The manner in which he answered was lilting and somewhat

musical; a keen listener could uproot a slight note of condescension, as if he

were humouring a child. This exchange between the pair continued for some

minutes. A simple statement and refrain, a call of the elder and answer of the

junior. It would seem rather perverse to an observer, how the younger towered

over the elder, like an oak beside the sapling, an unsettling reversal. The man

began to tire of the saccharine declarations of the elder lady, evident from

his occasional lapse in reply. The old sapling would then increase the vigour

of her declarations, desperately seeking assurance in the lilt of the junior oak,

and would inevitably receive an increasingly tired, but expressive,

“I know”.

Eventually sensing that their time of waiting was over, the

man helped the old lady to her feet, physically frail as she seemed to be. They

inched across the sterile linoleum, the man perhaps aware that those waiting

elsewhere in the room observed the pair in that disinterested manner people do

in confined and unstimulating circumstances. The old lady focused on her feet.

Moving was trouble. They had only made it half way between their seat and their

aim when the double doors of the ward swung open. Out stepped the nurse.

Straightening the blue and white habit of medics, and fixing

the already serviceable knot of her hair, she approached the curious pair with

some consternation. Reaching out her hand to the old lady, she spoke in a warm

and slightly musical timbre,

“How are you?”


A simple question,

but the old lady became frightened. She had withdrawn her hand from the nurse

in a jerk and buried her head in the arms of the man. All the while the nurse

said nothing more, and for what seemed like a considerable span of time she

maintained her hand in outstretched greeting. The nurse’s words and patient

hand would meet no reply. Releasing her hand from its position of awkwardness,

she looked towards the old lady head askance and with no small amount of pain.

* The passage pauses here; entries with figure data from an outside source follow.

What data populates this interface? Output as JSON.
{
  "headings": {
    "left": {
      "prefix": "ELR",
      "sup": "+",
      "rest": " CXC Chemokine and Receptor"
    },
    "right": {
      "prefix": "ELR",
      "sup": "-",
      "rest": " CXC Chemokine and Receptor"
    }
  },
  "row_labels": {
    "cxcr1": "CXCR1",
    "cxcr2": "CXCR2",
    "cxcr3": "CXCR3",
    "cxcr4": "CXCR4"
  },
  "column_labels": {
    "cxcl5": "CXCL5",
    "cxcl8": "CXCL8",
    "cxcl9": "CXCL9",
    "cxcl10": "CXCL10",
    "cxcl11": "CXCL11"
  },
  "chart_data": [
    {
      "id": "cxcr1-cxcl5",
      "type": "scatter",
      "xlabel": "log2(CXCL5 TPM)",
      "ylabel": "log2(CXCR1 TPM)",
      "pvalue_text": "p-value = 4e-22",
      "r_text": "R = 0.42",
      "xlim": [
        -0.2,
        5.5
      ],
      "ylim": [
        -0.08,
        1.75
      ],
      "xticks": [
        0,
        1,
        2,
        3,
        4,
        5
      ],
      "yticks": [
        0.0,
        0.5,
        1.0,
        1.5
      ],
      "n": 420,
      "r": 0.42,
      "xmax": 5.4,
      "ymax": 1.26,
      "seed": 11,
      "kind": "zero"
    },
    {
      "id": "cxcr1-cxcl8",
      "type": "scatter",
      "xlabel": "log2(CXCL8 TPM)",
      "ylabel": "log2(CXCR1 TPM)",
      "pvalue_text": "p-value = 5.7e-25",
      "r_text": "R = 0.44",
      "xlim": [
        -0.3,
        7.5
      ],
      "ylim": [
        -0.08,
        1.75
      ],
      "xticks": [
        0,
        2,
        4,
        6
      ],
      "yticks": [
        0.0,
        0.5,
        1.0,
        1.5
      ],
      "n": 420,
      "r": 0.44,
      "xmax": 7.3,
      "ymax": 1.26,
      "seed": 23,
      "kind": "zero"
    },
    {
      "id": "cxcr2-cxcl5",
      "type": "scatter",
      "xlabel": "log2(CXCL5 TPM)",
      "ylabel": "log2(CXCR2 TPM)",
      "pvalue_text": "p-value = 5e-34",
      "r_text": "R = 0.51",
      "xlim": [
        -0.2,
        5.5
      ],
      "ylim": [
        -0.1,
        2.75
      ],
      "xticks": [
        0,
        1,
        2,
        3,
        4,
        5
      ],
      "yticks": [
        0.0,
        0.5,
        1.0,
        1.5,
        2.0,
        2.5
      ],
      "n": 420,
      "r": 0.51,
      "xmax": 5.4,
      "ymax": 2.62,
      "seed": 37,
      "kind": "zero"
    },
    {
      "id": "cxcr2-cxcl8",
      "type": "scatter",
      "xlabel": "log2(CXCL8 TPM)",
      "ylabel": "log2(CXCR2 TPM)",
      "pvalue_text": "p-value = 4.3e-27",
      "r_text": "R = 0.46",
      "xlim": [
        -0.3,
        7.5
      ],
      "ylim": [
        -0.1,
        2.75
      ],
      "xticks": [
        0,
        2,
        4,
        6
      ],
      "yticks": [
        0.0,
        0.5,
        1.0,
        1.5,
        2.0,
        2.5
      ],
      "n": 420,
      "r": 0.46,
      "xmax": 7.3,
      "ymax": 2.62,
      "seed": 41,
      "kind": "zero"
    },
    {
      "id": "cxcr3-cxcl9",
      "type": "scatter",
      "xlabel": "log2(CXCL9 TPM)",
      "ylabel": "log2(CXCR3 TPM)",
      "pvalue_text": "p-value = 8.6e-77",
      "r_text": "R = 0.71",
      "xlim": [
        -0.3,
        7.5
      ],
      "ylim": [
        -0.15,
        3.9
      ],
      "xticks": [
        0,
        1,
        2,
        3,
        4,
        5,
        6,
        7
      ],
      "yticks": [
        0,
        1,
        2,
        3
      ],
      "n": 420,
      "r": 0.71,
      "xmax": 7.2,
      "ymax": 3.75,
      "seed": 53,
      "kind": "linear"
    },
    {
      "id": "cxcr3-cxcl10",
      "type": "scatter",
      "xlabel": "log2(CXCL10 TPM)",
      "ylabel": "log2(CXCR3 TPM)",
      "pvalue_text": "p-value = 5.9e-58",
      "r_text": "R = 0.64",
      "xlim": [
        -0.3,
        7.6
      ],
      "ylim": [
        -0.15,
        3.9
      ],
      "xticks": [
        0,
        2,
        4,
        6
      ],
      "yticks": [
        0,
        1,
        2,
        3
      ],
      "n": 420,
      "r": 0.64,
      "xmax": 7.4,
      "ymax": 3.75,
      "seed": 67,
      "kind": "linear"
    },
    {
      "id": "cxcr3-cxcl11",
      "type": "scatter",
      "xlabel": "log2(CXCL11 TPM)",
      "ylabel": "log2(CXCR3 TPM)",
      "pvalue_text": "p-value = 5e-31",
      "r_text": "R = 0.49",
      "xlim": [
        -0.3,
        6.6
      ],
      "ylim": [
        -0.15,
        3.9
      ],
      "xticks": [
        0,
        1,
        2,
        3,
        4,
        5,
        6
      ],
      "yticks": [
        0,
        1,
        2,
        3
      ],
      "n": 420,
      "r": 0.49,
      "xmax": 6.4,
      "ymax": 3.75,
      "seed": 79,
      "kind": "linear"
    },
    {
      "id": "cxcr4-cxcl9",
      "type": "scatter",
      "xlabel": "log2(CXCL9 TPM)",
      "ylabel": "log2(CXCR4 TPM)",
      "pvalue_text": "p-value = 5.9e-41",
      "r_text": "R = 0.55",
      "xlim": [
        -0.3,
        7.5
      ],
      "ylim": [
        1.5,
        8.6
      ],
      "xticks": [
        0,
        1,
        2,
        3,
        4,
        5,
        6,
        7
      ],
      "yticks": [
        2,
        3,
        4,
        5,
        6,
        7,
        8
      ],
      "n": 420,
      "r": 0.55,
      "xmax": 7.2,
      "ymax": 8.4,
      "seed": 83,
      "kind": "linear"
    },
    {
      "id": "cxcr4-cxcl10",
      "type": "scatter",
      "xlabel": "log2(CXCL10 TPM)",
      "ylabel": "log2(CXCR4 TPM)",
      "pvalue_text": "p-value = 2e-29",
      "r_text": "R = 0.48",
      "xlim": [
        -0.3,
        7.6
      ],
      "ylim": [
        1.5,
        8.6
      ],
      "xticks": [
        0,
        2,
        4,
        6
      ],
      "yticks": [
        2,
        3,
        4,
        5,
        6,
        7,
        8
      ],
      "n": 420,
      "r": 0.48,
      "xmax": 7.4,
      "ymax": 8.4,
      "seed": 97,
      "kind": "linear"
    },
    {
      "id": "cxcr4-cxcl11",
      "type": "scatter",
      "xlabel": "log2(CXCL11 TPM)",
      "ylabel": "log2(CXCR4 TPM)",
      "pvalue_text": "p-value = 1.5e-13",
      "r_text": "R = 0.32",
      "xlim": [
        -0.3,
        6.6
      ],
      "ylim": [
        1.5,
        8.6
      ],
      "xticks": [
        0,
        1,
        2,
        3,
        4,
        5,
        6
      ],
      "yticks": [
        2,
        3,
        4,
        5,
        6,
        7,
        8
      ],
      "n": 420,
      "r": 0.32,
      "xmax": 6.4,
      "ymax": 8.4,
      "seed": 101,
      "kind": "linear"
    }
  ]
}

The man seemed to find the situation unbearable, motioning for the old sapling

to look towards the nurse, saying in that characteristic lilt,

“Don’t you remember? This is your daughter”.

Fear gripped the old lady tighter, burying her head even

further into the boughs of the tall man. The nurse and the oak looked at one

another, likely understanding that which the sapling could not. After a time

the elder was back to herself, repeating the same statements of love. The man’s

replies became more discordant and fatigued. The nurse said nothing. All three

eventually disappeared through the ward doors. Observers in the room, those

with fractures and other physical maladies, counted their stars.